1. A method for preparing a backed nitrocellulose membrane, characterized by, Includes the following steps: S10, nitrocellulose, pore-forming agent, and hydrophilic polymer are dissolved in DMF and / or DMAC at a ratio of (10-50) wt%: (1-30) wt%: (1-15) wt%, and then filtered and degassed to obtain a homogeneous and stable nitrocellulose casting solution. The pore-forming agent includes polyvinylpyrrolidone and / or polyethylene glycol, and the hydrophilic polymer includes any one or more of sulfonated polyethersulfone, polyaniline, or polyacrylamide. S20, the nitrocellulose casting solution is coated onto a PVC backing with a thickness of 0.06 mm to 0.10 mm to form a precursor film. The tool used for film forming is a scraper with a film thickness of 0.38 mm; S30, the precursor film is separated into phases in a solution to obtain a semi-wet film. The solution includes an aqueous solution of any one or more of DMF, DMAC, isopropanol or ethanol with a concentration not exceeding 25 wt%. S40, the semi-wet membrane is washed and dried to obtain a nitrocellulose membrane with a backing. The backed nitrocellulose membrane is a microporous membrane. The micropore size of the backed nitrocellulose membrane can be controlled by adjusting the amount of the pore-forming agent, and the hydrophilic properties of the backed nitrocellulose membrane can be controlled by adjusting the amount of the hydrophilic polymer.

2. The method for preparing a backed nitrocellulose membrane according to claim 1, characterized in that: wherein, In step S10, the degassing process involves letting the mixture stand for at least 4 hours to remove bubbles.

3. The method for preparing a backed nitrocellulose membrane according to claim 1, characterized in that: in, In step S40, the washing method is a water bath at 20 ℃~50 ℃ for at least 30 s.

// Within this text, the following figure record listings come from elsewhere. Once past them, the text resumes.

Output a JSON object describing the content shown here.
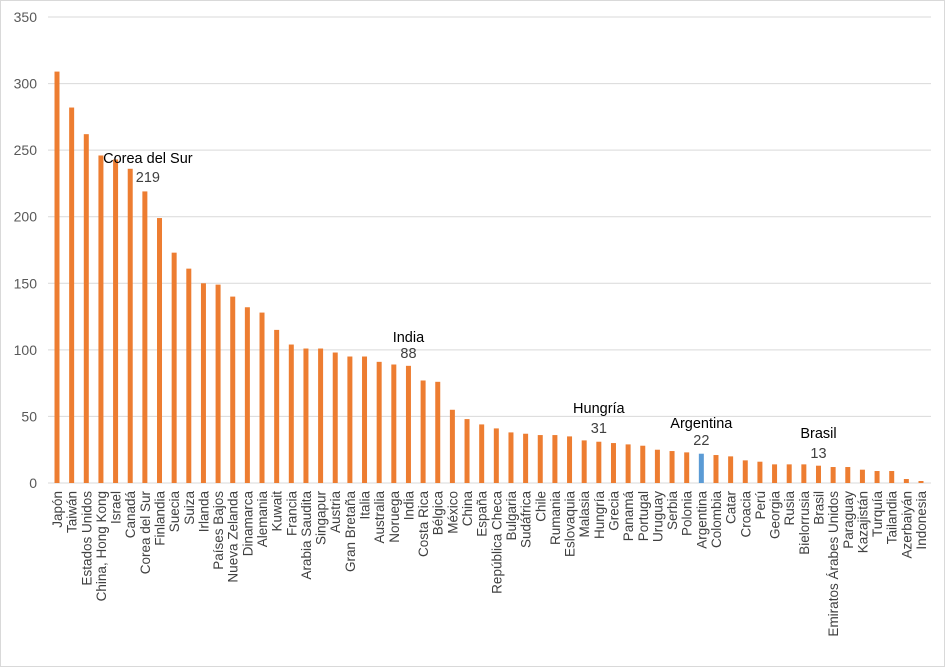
{
  "chart_data": {
    "type": "bar",
    "title": "",
    "xlabel": "",
    "ylabel": "",
    "ylim": [
      0,
      350
    ],
    "yticks": [
      0,
      50,
      100,
      150,
      200,
      250,
      300,
      350
    ],
    "grid": true,
    "legend": "none",
    "colors": {
      "default": "#ED7D31",
      "highlight": "#5B9BD5",
      "grid": "#d9d9d9"
    },
    "highlight_category": "Argentina",
    "categories": [
      "Japón",
      "Taiwán",
      "Estados Unidos",
      "China, Hong Kong",
      "Israel",
      "Canadá",
      "Corea del Sur",
      "Finlandia",
      "Suecia",
      "Suiza",
      "Irlanda",
      "Países Bajos",
      "Nueva Zelanda",
      "Dinamarca",
      "Alemania",
      "Kuwait",
      "Francia",
      "Arabia Saudita",
      "Singapur",
      "Austria",
      "Gran Bretaña",
      "Italia",
      "Australia",
      "Noruega",
      "India",
      "Costa Rica",
      "Bélgica",
      "México",
      "China",
      "España",
      "República Checa",
      "Bulgaria",
      "Sudáfrica",
      "Chile",
      "Rumania",
      "Eslovaquia",
      "Malasia",
      "Hungría",
      "Grecia",
      "Panamá",
      "Portugal",
      "Uruguay",
      "Serbia",
      "Polonia",
      "Argentina",
      "Colombia",
      "Catar",
      "Croacia",
      "Perú",
      "Georgia",
      "Rusia",
      "Bielorrusia",
      "Brasil",
      "Emiratos Árabes Unidos",
      "Paraguay",
      "Kazajistán",
      "Turquía",
      "Tailandia",
      "Azerbaiyán",
      "Indonesia"
    ],
    "values": [
      309,
      282,
      262,
      246,
      243,
      236,
      219,
      199,
      173,
      161,
      150,
      149,
      140,
      132,
      128,
      115,
      104,
      101,
      101,
      98,
      95,
      95,
      91,
      89,
      88,
      77,
      76,
      55,
      48,
      44,
      41,
      38,
      37,
      36,
      36,
      35,
      32,
      31,
      30,
      29,
      28,
      25,
      24,
      23,
      22,
      21,
      20,
      17,
      16,
      14,
      14,
      14,
      13,
      12,
      12,
      10,
      9,
      9,
      3,
      1.5
    ],
    "annotations": [
      {
        "category": "Corea del Sur",
        "label": "Corea del Sur",
        "value_label": "219"
      },
      {
        "category": "India",
        "label": "India",
        "value_label": "88"
      },
      {
        "category": "Hungría",
        "label": "Hungría",
        "value_label": "31"
      },
      {
        "category": "Argentina",
        "label": "Argentina",
        "value_label": "22"
      },
      {
        "category": "Brasil",
        "label": "Brasil",
        "value_label": "13"
      }
    ]
  }
}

4. A nitrocellulose membrane with a backing, characterized in that, It is prepared by the method for preparing a backed nitrocellulose membrane according to any one of claims 1 to 3. The backed nitrocellulose membrane comprises: The PVC backing is 0.06 mm to 0.10 mm thick; and A nitrocellulose membrane, covering the backing, is made of nitrocellulose and the hydrophilic polymer.

5. The application of a backed nitrocellulose membrane as described in claim 4 in in vitro diagnostic reagents with different requirements for NC membrane pore size.